Por Mariana Muniz - Atualizado em 2 dez 2019, 19h04 - Publicado em 2 dez 2019, 18h04

A ENGIE Brasil, braço da empresa francesa que comprou a malha de gasodutos da ex-subsidiária da Petrobras TAG por R$ 32 bilhões neste ano, aderiu aos “Princípios de Empoderamento das Mulheres”, da ONU Mulheres.

A meta da empresa energética é ter, não só no Brasil, 50% dos cargos de liderança ocupados por mulheres até 2030. Dentre os principais executivos globais do grupo, três são mulheres: Isabelle Kocher (CEO), Judith Hartmann (CFO) e Ana Busto (Comunicações) .
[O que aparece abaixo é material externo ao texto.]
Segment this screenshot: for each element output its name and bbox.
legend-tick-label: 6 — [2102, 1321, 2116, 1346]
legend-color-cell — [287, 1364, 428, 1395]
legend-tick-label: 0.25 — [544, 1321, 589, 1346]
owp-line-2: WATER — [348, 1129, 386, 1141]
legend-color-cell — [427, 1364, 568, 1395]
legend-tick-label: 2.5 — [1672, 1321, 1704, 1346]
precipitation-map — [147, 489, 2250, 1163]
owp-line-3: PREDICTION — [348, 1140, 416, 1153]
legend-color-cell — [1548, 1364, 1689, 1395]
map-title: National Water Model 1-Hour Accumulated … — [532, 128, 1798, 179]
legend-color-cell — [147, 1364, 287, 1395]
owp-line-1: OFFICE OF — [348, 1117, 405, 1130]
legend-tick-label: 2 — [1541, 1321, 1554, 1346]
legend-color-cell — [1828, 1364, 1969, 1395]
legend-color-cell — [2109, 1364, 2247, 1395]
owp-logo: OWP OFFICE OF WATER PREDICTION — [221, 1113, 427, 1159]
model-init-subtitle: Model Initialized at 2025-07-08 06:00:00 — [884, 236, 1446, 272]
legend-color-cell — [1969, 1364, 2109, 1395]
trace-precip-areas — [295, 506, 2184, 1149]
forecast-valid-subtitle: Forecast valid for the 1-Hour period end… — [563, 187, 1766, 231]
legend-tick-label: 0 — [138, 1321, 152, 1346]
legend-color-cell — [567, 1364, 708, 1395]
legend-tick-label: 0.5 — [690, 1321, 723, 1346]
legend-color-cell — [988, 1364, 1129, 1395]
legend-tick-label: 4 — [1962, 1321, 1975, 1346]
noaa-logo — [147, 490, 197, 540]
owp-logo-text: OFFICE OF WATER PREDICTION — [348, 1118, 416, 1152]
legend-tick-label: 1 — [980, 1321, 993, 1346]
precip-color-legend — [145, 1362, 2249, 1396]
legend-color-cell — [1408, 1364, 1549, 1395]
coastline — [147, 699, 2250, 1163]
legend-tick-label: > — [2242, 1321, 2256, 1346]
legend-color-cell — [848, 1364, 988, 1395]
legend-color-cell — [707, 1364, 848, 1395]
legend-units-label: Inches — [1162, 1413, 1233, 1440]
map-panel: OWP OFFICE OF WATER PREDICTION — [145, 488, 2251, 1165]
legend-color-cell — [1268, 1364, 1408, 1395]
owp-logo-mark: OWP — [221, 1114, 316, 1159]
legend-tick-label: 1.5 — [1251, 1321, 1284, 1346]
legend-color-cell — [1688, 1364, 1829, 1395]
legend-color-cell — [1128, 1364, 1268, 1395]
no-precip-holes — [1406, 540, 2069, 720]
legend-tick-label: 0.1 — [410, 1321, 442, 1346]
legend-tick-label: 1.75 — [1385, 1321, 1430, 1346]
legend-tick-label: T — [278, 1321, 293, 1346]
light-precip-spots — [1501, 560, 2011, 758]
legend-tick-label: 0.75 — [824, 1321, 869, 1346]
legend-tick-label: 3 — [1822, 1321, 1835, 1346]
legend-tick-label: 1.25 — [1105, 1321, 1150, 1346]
O CEO da companhia, Maurício Bähr, assumiu o compromisso de incentivar a promoção da igualdade de gênero, a começar por aumentar o número de mulheres em cargos de liderança.

“A maior presença feminina ajuda nos negócios e melhora o desempenho da companhia, com a incorporação de diferentes competências e sensibilidades. Práticas de equidade também ampliam o leque de potenciais financiadores para os nossos projetos.”